이 enforcement 가 platform 의 trust foundation.

4 응용 사례 — Bing 의 SRM Resolution Workflow

Bing 의 실제 운영 (저자 사례 기반):

Day 1: 실험 시작
Day 7: Scorecard 생성
Day 7: SRM check
  - Overall: fail (p = 2E-5)
  - 5 metric 모두 significant (false)

Day 8: Investigation 시작
  - Browser segment SRM check
    Old Chrome: fail (sample ratio 0.95)
  - Bot detection check
    Treatment 의 bot rate ↑

Day 9: Root cause identified
  - Old Chrome browser bug + bot reclassification
  - Total 6% 사용자 의 unequal exposure

Day 10: Fix
  - Old Chrome 사용자 exclude
  - Bot detection logic fix
  - Re-analyze

Day 10: Re-analysis
  - SRM: pass (p = 0.658)
  - 5 metric 의 significance 사라짐
  - Decision: reject (no real lift)

Day 11+: Code fix deploy
  - Browser compatibility
  - Bot detection improvement
  - Re-experiment

이 workflow 가 SRM 의 typical investigation cycle.

5 코드 예시 — Bing-style SRM Detection with Segment Analysis

Browser segment 의 SRM detection 시뮬레이션.

import numpy as np
import pandas as pd
from scipy import stats

rng = np.random.default_rng(42)

# 가상 실험: 2M users
n_users = 2_000_000
treatment = rng.choice([0, 1], n_users, p=[0.5, 0.5])

# Browsers
browser = rng.choice(["Chrome_current", "Chrome_old", "Firefox", "Safari", "Edge"],
                     n_users, p=[0.40, 0.05, 0.20, 0.20, 0.15])
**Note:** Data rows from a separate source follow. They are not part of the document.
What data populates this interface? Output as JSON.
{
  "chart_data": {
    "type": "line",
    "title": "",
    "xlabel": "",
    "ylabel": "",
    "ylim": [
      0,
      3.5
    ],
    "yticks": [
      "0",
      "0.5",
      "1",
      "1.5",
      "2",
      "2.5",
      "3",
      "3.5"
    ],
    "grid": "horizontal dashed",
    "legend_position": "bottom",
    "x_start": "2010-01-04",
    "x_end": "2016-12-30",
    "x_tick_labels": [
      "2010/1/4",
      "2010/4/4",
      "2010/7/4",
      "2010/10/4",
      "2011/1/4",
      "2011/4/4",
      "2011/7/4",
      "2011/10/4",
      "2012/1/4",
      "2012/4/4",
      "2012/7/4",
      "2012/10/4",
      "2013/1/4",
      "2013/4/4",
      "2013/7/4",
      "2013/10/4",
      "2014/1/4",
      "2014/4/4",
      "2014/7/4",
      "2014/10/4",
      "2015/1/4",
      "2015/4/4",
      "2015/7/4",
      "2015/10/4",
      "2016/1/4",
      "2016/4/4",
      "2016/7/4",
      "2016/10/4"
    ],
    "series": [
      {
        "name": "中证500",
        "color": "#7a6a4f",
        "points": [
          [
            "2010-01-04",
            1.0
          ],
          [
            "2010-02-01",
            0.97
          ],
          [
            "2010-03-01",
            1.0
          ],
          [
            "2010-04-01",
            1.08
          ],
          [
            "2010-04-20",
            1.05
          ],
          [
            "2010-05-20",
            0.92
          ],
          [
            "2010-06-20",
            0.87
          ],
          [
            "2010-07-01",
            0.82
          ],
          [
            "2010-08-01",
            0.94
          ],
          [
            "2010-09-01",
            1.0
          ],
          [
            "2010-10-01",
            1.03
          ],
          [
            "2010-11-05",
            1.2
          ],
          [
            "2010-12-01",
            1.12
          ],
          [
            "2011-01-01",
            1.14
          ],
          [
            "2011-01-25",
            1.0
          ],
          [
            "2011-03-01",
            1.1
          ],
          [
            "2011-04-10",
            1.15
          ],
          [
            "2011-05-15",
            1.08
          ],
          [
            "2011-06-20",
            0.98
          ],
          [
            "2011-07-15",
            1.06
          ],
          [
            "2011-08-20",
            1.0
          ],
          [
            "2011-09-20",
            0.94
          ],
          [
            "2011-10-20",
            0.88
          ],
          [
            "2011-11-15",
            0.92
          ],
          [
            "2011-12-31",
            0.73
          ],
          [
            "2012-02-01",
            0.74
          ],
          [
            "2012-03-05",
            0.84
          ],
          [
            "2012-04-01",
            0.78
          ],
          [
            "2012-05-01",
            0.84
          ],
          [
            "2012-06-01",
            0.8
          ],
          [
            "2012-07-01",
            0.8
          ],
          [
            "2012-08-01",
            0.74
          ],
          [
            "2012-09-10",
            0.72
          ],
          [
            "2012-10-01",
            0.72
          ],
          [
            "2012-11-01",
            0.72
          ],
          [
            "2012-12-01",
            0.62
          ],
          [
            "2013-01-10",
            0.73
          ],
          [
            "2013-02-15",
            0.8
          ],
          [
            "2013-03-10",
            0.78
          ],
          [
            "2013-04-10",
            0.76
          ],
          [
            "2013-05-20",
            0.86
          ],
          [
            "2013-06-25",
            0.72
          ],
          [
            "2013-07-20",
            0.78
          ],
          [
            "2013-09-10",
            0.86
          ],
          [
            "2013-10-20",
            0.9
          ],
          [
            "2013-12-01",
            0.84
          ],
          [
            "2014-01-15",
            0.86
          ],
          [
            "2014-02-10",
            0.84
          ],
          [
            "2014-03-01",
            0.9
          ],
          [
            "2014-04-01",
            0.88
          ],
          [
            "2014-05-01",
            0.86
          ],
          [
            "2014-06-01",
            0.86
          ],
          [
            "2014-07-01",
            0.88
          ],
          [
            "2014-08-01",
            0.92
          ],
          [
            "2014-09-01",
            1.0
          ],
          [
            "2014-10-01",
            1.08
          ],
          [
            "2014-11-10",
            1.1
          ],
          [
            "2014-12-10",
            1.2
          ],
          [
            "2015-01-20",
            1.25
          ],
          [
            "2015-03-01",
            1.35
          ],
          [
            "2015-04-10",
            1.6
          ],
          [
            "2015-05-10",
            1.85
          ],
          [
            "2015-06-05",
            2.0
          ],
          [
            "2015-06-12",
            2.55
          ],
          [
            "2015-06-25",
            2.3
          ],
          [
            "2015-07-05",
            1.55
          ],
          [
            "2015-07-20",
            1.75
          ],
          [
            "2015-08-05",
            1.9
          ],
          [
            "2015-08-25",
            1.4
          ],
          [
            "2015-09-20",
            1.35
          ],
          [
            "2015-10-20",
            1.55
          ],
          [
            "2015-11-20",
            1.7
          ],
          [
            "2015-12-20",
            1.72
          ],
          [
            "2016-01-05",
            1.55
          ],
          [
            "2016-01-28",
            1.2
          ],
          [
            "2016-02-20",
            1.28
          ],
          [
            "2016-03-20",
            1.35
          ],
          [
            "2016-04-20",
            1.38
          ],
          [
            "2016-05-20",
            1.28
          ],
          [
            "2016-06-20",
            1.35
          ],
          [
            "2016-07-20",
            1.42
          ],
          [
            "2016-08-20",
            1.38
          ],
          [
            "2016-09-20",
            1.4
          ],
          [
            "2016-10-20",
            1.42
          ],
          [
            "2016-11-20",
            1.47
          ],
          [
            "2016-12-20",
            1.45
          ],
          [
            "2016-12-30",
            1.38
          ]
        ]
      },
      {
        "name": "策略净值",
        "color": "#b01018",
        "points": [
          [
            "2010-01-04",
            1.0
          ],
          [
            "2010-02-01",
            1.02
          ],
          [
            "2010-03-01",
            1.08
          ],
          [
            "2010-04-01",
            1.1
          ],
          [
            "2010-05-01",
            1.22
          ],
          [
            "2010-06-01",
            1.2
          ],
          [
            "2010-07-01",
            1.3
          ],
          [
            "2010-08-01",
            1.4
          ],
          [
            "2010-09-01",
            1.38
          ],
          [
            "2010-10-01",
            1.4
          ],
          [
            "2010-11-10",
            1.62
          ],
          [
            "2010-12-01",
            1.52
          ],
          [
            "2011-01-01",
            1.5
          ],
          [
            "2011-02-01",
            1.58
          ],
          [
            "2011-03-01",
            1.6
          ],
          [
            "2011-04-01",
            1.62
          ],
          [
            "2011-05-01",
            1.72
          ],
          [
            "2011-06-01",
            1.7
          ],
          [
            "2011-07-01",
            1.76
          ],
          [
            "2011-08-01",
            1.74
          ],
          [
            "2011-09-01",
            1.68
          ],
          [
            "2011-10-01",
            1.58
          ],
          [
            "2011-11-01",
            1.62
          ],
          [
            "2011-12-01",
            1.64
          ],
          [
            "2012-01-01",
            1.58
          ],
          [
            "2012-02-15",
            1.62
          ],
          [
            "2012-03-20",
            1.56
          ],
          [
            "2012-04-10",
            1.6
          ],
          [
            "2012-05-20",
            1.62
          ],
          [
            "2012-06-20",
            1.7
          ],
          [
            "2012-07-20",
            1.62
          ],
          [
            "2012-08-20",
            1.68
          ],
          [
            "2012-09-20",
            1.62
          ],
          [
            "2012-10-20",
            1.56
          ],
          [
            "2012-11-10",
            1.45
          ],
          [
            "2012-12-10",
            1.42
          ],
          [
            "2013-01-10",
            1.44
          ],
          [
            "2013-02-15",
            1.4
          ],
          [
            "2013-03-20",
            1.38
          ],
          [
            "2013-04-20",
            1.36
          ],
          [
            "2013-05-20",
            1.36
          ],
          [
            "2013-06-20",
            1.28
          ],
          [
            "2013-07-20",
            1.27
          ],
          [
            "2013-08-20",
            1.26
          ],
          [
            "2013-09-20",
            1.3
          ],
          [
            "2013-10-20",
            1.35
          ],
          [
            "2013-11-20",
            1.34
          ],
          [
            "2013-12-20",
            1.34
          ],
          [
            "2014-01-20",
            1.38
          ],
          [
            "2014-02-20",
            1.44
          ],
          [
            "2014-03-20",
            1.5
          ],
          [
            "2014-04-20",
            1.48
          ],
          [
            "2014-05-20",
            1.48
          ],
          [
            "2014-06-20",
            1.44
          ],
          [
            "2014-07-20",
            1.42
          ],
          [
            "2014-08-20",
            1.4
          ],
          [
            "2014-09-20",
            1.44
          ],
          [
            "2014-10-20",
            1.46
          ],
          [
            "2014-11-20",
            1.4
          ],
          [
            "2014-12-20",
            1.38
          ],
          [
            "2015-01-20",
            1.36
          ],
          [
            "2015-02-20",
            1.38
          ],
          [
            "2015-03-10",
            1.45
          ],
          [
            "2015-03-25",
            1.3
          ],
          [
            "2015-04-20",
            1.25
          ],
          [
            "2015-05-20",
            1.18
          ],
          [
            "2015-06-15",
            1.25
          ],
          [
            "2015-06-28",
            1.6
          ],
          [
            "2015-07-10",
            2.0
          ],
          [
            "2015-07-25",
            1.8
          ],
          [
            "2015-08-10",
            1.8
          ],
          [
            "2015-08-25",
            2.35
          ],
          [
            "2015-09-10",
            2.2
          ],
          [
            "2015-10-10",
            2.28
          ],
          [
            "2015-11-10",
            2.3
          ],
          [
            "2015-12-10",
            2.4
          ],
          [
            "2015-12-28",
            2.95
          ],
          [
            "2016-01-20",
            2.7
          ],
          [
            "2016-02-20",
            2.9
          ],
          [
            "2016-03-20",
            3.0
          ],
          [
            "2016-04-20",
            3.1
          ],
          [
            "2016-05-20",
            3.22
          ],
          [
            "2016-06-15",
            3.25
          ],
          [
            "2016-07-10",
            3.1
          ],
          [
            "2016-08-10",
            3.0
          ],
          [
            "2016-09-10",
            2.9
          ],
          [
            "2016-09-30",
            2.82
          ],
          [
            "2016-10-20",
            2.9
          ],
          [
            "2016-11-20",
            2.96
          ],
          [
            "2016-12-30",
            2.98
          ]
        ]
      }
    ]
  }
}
# Treatment 가 Old Chrome 사용자 의 일부 를 bot 으로 잘못 분류
# (simulate bug)
is_bot = np.zeros(n_users, dtype=bool)
for i in range(n_users):
    if treatment[i] == 1 and browser[i] == "Chrome_old":
        if rng.uniform(0, 1) < 0.5:  # 50% reclassified
            is_bot[i] = True

# Filter out bots (standard pipeline)
valid_users = ~is_bot

# Overall SRM check
n_t = ((treatment == 1) & valid_users).sum()
n_c = ((treatment == 0) & valid_users).sum()
n_total = n_t + n_c
expected = n_total / 2

chi2 = (n_t - expected)**2 / expected + (n_c - expected)**2 / expected
p_overall = 1 - stats.chi2.cdf(chi2, df=1)
print(f"=== Overall SRM ===")
print(f"T: {n_t:,}, C: {n_c:,}")
print(f"Ratio: {n_t/n_c:.4f}")
print(f"P-value: {p_overall:.2e}")
print(f"Result: {'PASS' if p_overall > 0.001 else 'FAIL'}")

# Segment 별 SRM
print(f"\n=== Segment-level SRM ===")
for b in ["Chrome_current", "Chrome_old", "Firefox", "Safari", "Edge"]:
    seg_mask = (browser == b) & valid_users
    n_t_seg = (seg_mask & (treatment == 1)).sum()
    n_c_seg = (seg_mask & (treatment == 0)).sum()
    if n_t_seg + n_c_seg > 0:
        seg_total = n_t_seg + n_c_seg
        seg_expected = seg_total / 2
        chi2_seg = (n_t_seg - seg_expected)**2 / seg_expected + (n_c_seg - seg_expected)**2 / seg_expected
        p_seg = 1 - stats.chi2.cdf(chi2_seg, df=1)
        result = "PASS" if p_seg > 0.001 else "FAIL"
        print(f"{b}: T={n_t_seg:,}, C={n_c_seg:,}, ratio={n_t_seg/max(n_c_seg,1):.4f}, p={p_seg:.2e}, {result}")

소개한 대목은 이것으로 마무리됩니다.